Dennoch ist das Urteil schwerwiegend: Verurteilt wurden die vier Familienmitglieder wegen gewerbsmässigen Wuchers, die beiden Eltern zu je viereinhalb Jahren Gefängnisstrafe, der Sohn und seine Ehefrau zu je vier Jahren. Sie hätten ein System etabliert, das verhindert habe, dass die Angestellten frei hätten kündigen können, so die Gerichtspräsidentin. Diese Situation sei «inakzeptabel».
Weiter soll die Familie zur Wiedergutmachung 850 000 Franken in die Genfer Staatskasse bezahlen und für Gerichts- und Verfahrenskosten in Höhe von 250 000 Franken aufkommen. Der Vertrauensmann wurde wegen Mittäterschaft zu 18 Monaten auf Bewährung verurteilt.
Ursprünglich hatten auch drei ehemalige Hausangestellte Strafanzeige erstattet. Vor einer Woche hatte die Familie ihnen einen Vergleich angeboten, den sie akzeptierten. Über die Höhe der finanziellen Entschädigung wurde Stillschweigen vereinbart. Der Prozess war damit aber deshalb nicht zu Ende, weil mutmasslicher Menschenhandel und gewerbsmässiger Wucher von Amtes wegen verfolgt werden. Die Staatsanwaltschaft hatte eine 65-seitige Anklageschrift vorgelegt.
Urteilsspruch in Abwesenheit
Die beschuldigten Familienmitglieder waren bei der Urteilsverkündung nicht vor Ort. Die Eltern hatten sich bereits während der Wiederaufnahme des Prozesses entschuldigen lassen, sie seien in Monaco, wo sie aus gesundheitlichen Gründen blieben. Auch der Sohn und seine Frau, die Anfang Woche noch im Gerichtssaal anwesend waren, fehlten am Freitag.
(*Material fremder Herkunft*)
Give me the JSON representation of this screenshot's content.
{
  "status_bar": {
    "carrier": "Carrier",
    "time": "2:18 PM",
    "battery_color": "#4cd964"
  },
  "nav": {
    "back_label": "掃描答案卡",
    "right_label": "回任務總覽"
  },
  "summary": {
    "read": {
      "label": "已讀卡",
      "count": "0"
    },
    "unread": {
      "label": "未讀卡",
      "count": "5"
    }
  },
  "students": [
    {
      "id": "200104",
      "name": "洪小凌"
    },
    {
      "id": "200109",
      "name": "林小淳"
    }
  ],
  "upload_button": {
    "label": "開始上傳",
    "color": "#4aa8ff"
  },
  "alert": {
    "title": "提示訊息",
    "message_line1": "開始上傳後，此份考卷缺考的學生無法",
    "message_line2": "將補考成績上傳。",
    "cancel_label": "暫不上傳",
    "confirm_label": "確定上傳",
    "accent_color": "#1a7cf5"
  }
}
Ihre Anwältin hielt fest, dass sich der Gesundheitszustand der Mutter verschlechtert habe und sie im Spital liege, weshalb die Familienmitglieder zu ihr nach Monaco gereist seien. Auch die Opfer waren nicht zur Urteilsverkündung erschienen, einzig der Buchhalter war anwesend. Das Urteil ist noch nicht rechtskräftig, die Angeklagten haben angekündigt, das Urteil anzufechten.
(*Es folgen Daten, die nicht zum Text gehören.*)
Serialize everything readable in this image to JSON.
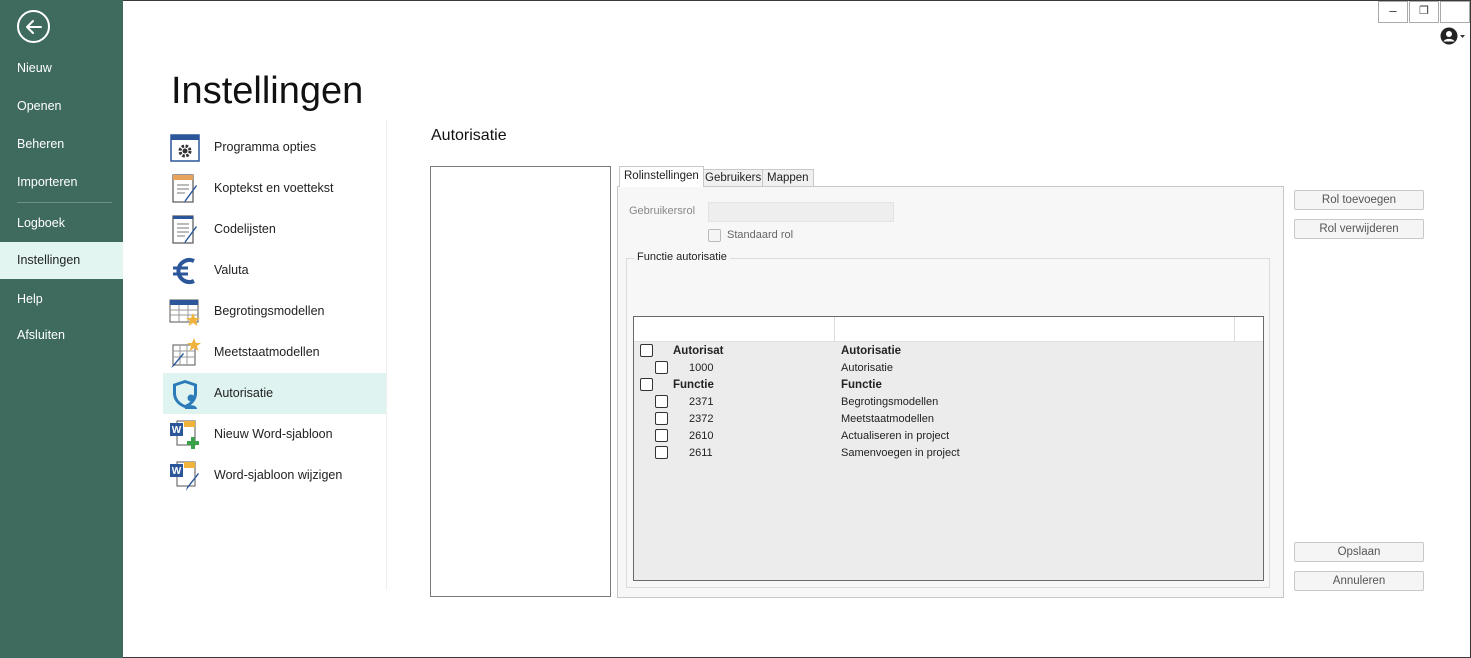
{
  "window": {
    "minimize_glyph": "–",
    "restore_glyph": "❐",
    "close_glyph": ""
  },
  "nav": {
    "items": [
      {
        "label": "Nieuw"
      },
      {
        "label": "Openen"
      },
      {
        "label": "Beheren"
      },
      {
        "label": "Importeren"
      },
      {
        "label": "Logboek"
      },
      {
        "label": "Instellingen",
        "active": true
      },
      {
        "label": "Help"
      },
      {
        "label": "Afsluiten"
      }
    ]
  },
  "page": {
    "title": "Instellingen"
  },
  "settings": {
    "items": [
      {
        "label": "Programma opties",
        "icon": "gear-window-icon"
      },
      {
        "label": "Koptekst en voettekst",
        "icon": "document-edit-icon"
      },
      {
        "label": "Codelijsten",
        "icon": "list-edit-icon"
      },
      {
        "label": "Valuta",
        "icon": "euro-icon"
      },
      {
        "label": "Begrotingsmodellen",
        "icon": "table-star-icon"
      },
      {
        "label": "Meetstaatmodellen",
        "icon": "grid-star-pencil-icon"
      },
      {
        "label": "Autorisatie",
        "icon": "shield-user-icon",
        "active": true
      },
      {
        "label": "Nieuw Word-sjabloon",
        "icon": "word-add-icon"
      },
      {
        "label": "Word-sjabloon wijzigen",
        "icon": "word-edit-icon"
      }
    ]
  },
  "auth": {
    "title": "Autorisatie",
    "tabs": [
      {
        "label": "Rolinstellingen",
        "active": true
      },
      {
        "label": "Gebruikers"
      },
      {
        "label": "Mappen"
      }
    ],
    "user_role_label": "Gebruikersrol",
    "user_role_value": "",
    "default_role_label": "Standaard rol",
    "function_group_label": "Functie autorisatie",
    "rows": [
      {
        "code": "Autorisat",
        "name": "Autorisatie",
        "group": true
      },
      {
        "code": "1000",
        "name": "Autorisatie",
        "group": false
      },
      {
        "code": "Functie",
        "name": "Functie",
        "group": true
      },
      {
        "code": "2371",
        "name": "Begrotingsmodellen",
        "group": false
      },
      {
        "code": "2372",
        "name": "Meetstaatmodellen",
        "group": false
      },
      {
        "code": "2610",
        "name": "Actualiseren in project",
        "group": false
      },
      {
        "code": "2611",
        "name": "Samenvoegen in project",
        "group": false
      }
    ],
    "buttons": {
      "add_role": "Rol toevoegen",
      "remove_role": "Rol verwijderen",
      "save": "Opslaan",
      "cancel": "Annuleren"
    }
  },
  "colors": {
    "nav_bg": "#3f6b5e",
    "nav_active": "#e2f5f1",
    "list_active": "#dff3f0"
  }
}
Immer wieder gibt es in der Schweiz Fälle von Ausbeutung von Hausangestellten, insbesondere im internationalen Genf. Zu einer strafrechtlichen Verfolgung komme es jedoch selten, schreibt die Menschenrechtsorganisation Humanrights.ch. Es sei schwierig, Aussagen der Betroffenen zu beschaffen, da diese Angst hätten, ihre Arbeit zu verlieren oder von den Arbeitgebern bestraft zu werden. Zudem würden Sans-Papiers wegen fehlenden Aufenthaltsstatus keine Anzeige erstatten.